A new study details a potential breakthrough in breast cancer research involving what scientists call a genetic “switch.” The study, from Tulane University, found the most aggressive breast cancer, as well as a way to “turn off” the gene to inhibit the growth and spread of the cancer.
The study focused on triple-negative breast cancer (TNBC), which is described as the most aggressive form of breast cancer, which is more difficult to treat and has a lower chance of survival. The researchers looked at the role of two specific genes in TNBC, known as Rab27a and TRAF3IP2. When the researchers suppressed the — meant they prevented the two genes from working— they found a positive effect on breast cancer.
When the TRAF3IP2 gene was “turned off,” the researchers found that within a full year of treatment, the metastasis of breast cancer – that is, the spread of cancer cells to other parts of the body – did not occur. Similarly, the inhibition of this gene is also associated with tumor growth stagnation and tumor reduction to “the level detected by the method.”
It is worth noting that these effects were observed in animal models, not in humans. However, the results were described as “so convincing” that researchers have applied to the FDA to pave the way for clinical trials.

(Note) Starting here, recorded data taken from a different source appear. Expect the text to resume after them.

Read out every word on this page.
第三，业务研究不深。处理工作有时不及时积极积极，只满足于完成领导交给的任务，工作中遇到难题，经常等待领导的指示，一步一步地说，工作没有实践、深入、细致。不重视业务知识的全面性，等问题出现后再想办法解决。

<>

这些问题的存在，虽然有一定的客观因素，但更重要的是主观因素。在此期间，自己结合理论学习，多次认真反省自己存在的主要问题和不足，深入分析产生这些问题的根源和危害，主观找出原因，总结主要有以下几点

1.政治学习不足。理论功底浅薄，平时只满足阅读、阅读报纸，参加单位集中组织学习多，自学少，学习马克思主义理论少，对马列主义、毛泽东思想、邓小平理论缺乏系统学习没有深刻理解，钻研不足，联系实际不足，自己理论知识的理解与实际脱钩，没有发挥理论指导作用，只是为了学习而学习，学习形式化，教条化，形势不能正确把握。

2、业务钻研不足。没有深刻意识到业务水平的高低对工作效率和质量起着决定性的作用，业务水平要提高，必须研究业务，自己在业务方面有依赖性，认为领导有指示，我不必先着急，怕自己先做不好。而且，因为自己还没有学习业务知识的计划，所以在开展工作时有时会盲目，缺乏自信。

Dr Reza Izadpanah, head of the research team, said:
Our results suggest that both genes play a role in the growth and metastasis of breast cancer. Although targeting Rab27a can slow tumor growth, it does not affect the spread, or micro-metastasis, of a small number of cancer cells. Instead, targetTRAF3IP2 inhibits tumor growth and spread, interfering with it to reduce the tumor that has formed and prevent additional spread. This exciting discovery reveals that TRAF3IP2 can play a role as a new therapeutic target in breast cancer treatment.